El mundo como texto y como lenguaje le muestra a la poeta su propia errancia, esta es su labor intelectual, por así decirlo, sus palabras son las que organizan el día a día. Dice Prada, sobre el caminante y el crear un afuera: “El afuera no es sólo un sentido de lo externo, de lo ajeno: es también una forma de estar en el mundo –fuera del régimen, la norma, el guion–”. El destino inmóvil que acoge a la poeta es símbolo de su propia quietud, pero es gracias a esta quietud que su imaginación sale en busca del viaje; donde reside la esencia de su ir yendo. Ésa es la intimidad del jardín del subconsciente de Matilde; manifiesto en su lenguaje; un jardín en el que vive el peligro, lo desconocido, y el acecho de lo invisible. Como el sueño y el ir yendo del escritor, la contemplación del mar es también la contemplación de uno mismo y del otro. Por su mutabilidad e inestabilidad, el mar se asemeja al corazón del poeta; y es la metáfora del sentimiento de correspondencia que Matilde añora: “[…] Pero todo comenzó esta mañana: / esta mañana el mar estaba celeste / y estabas tú Amor / tú Amor con tus caricias / tú Amor, con tu cuerpo verdadero / amor al que he esperado / durante arenas de interminables años” (El viaje, 37).  

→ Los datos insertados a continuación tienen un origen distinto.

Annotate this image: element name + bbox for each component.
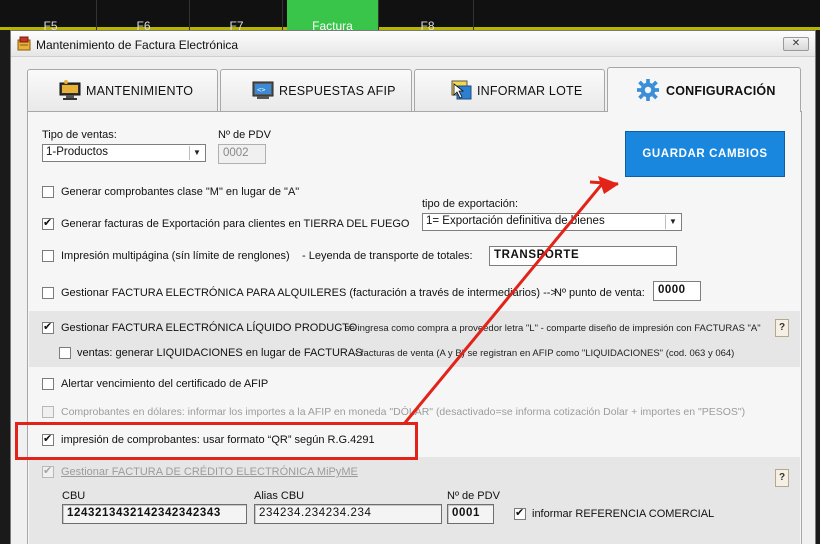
dolares-checkbox [42,406,54,418]
alias-cbu-field[interactable]: 234234.234234.234 [254,504,442,524]
tab-mantenimiento[interactable]: MANTENIMIENTO [27,69,218,111]
tab-configuracion[interactable]: CONFIGURACIÓN [607,67,801,112]
clase-m-label: Generar comprobantes clase "M" en lugar … [61,186,300,198]
cbu-label: CBU [62,490,86,502]
liquido-help-button[interactable]: ? [775,319,789,337]
tab-respuestas-afip[interactable]: <> RESPUESTAS AFIP [220,69,412,111]
tipo-exportacion-label: tipo de exportación: [422,198,519,210]
punto-venta-input[interactable]: 0000 [653,281,701,301]
punto-venta-label: Nº punto de venta: [554,287,645,299]
referencia-label: informar REFERENCIA COMERCIAL [532,508,715,520]
liquidaciones-note: - facturas de venta (A y B) se registran… [355,348,735,359]
leyenda-label: - Leyenda de transporte de totales: [302,250,473,262]
exportacion-label: Generar facturas de Exportación para cli… [61,218,410,230]
fkey-f6[interactable]: F6 [98,0,190,30]
fkey-f8[interactable]: F8 [382,0,474,30]
tab-label: MANTENIMIENTO [86,84,194,98]
computer-icon [59,80,81,100]
tab-label: INFORMAR LOTE [477,84,583,98]
alias-cbu-label: Alias CBU [254,490,305,502]
dolares-label: Comprobantes en dólares: informar los im… [61,406,746,418]
exportacion-checkbox[interactable] [42,216,54,230]
background-toolbar: F5 F6 F7 Factura F8 [0,0,820,30]
save-button[interactable]: GUARDAR CAMBIOS [625,131,785,177]
title-bar: Mantenimiento de Factura Electrónica ✕ [11,31,815,57]
alquileres-label: Gestionar FACTURA ELECTRÓNICA PARA ALQUI… [61,287,557,299]
mipyme-checkbox [42,464,54,478]
mipyme-help-button[interactable]: ? [775,469,789,487]
mipyme-label: Gestionar FACTURA DE CRÉDITO ELECTRÓNICA… [61,466,358,478]
chevron-down-icon: ▼ [665,215,680,229]
liquido-checkbox[interactable] [42,320,54,334]
fkey-f5[interactable]: F5 [5,0,97,30]
alquileres-checkbox[interactable] [42,287,54,299]
configuration-panel: Tipo de ventas: 1-Productos ▼ Nº de PDV … [27,111,802,544]
tab-label: RESPUESTAS AFIP [279,84,396,98]
certificado-checkbox[interactable] [42,378,54,390]
liquidaciones-label: ventas: generar LIQUIDACIONES en lugar d… [77,347,363,359]
annotation-highlight-box [15,422,418,460]
tab-label: CONFIGURACIÓN [666,84,776,98]
certificado-label: Alertar vencimiento del certificado de A… [61,378,269,390]
fkey-f7[interactable]: F7 [191,0,283,30]
mipyme-pdv-label: Nº de PDV [447,490,500,502]
config-window: Mantenimiento de Factura Electrónica ✕ M… [10,30,816,544]
tipo-ventas-label: Tipo de ventas: [42,129,117,141]
window-title: Mantenimiento de Factura Electrónica [36,38,239,52]
liquido-note: - se ingresa como compra a proveedor let… [339,323,761,334]
fkey-factura[interactable]: Factura [287,0,379,30]
tipo-ventas-value: 1-Productos [46,146,109,158]
pdv-field: 0002 [218,144,266,164]
cbu-field[interactable]: 1243213432142342342343 [62,504,247,524]
tipo-exportacion-select[interactable]: 1= Exportación definitiva de bienes ▼ [422,213,682,231]
liquidaciones-checkbox[interactable] [59,347,71,359]
pdv-label: Nº de PDV [218,129,271,141]
tab-informar-lote[interactable]: INFORMAR LOTE [414,69,605,111]
gear-icon [637,79,659,101]
invoice-app-icon [17,36,31,51]
multipagina-label: Impresión multipágina (sín límite de ren… [61,250,290,262]
tipo-exportacion-value: 1= Exportación definitiva de bienes [426,215,605,227]
multipagina-checkbox[interactable] [42,250,54,262]
clase-m-checkbox[interactable] [42,186,54,198]
chevron-down-icon: ▼ [189,146,204,160]
terminal-icon: <> [252,81,274,99]
cursor-window-icon [451,80,472,100]
svg-text:<>: <> [257,86,265,94]
leyenda-input[interactable]: TRANSPORTE [489,246,677,266]
mipyme-pdv-field[interactable]: 0001 [447,504,494,524]
liquido-label: Gestionar FACTURA ELECTRÓNICA LÍQUIDO PR… [61,322,358,334]
referencia-checkbox[interactable] [514,506,526,520]
tipo-ventas-select[interactable]: 1-Productos ▼ [42,144,206,162]
close-button[interactable]: ✕ [783,37,809,51]
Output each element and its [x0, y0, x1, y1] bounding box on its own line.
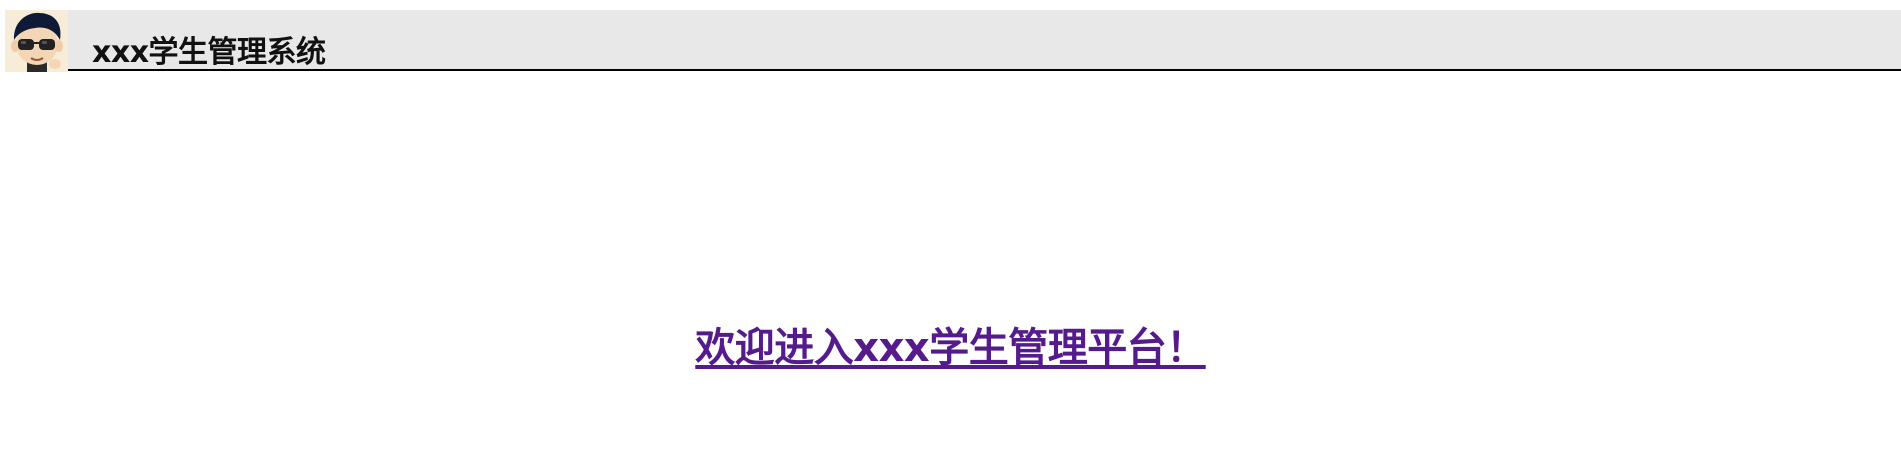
avatar-icon — [5, 10, 68, 72]
welcome-link[interactable]: 欢迎进入xxx学生管理平台！ — [695, 328, 1206, 368]
header-bar: xxx学生管理系统 — [5, 10, 1901, 72]
app-title: xxx学生管理系统 — [92, 35, 326, 70]
welcome-section: 欢迎进入xxx学生管理平台！ — [0, 328, 1901, 368]
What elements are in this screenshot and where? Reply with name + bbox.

La carne de los sueños de Matilde se revela a sí misma en la travesía hacia todo lo que habita en la memoria de la poeta, y en las imágenes del mundo que ella mira con el alma y que a su vez ellas también la observan. Lo que busca constantemente la mirada de Matilde, ya sea en el mar, en su situación de huésped de alguna casa ajena, en los paseos por los bosques, o en el campo onírico, tiene que ver siempre con el amor. Dicha búsqueda la conduce a la mutabilidad, a la fuerza que la obliga a moverse, reordenar su conciencia; el amor en Matilde es aquello que sufre siempre un cambio constante tras “la cortina del tiempo”.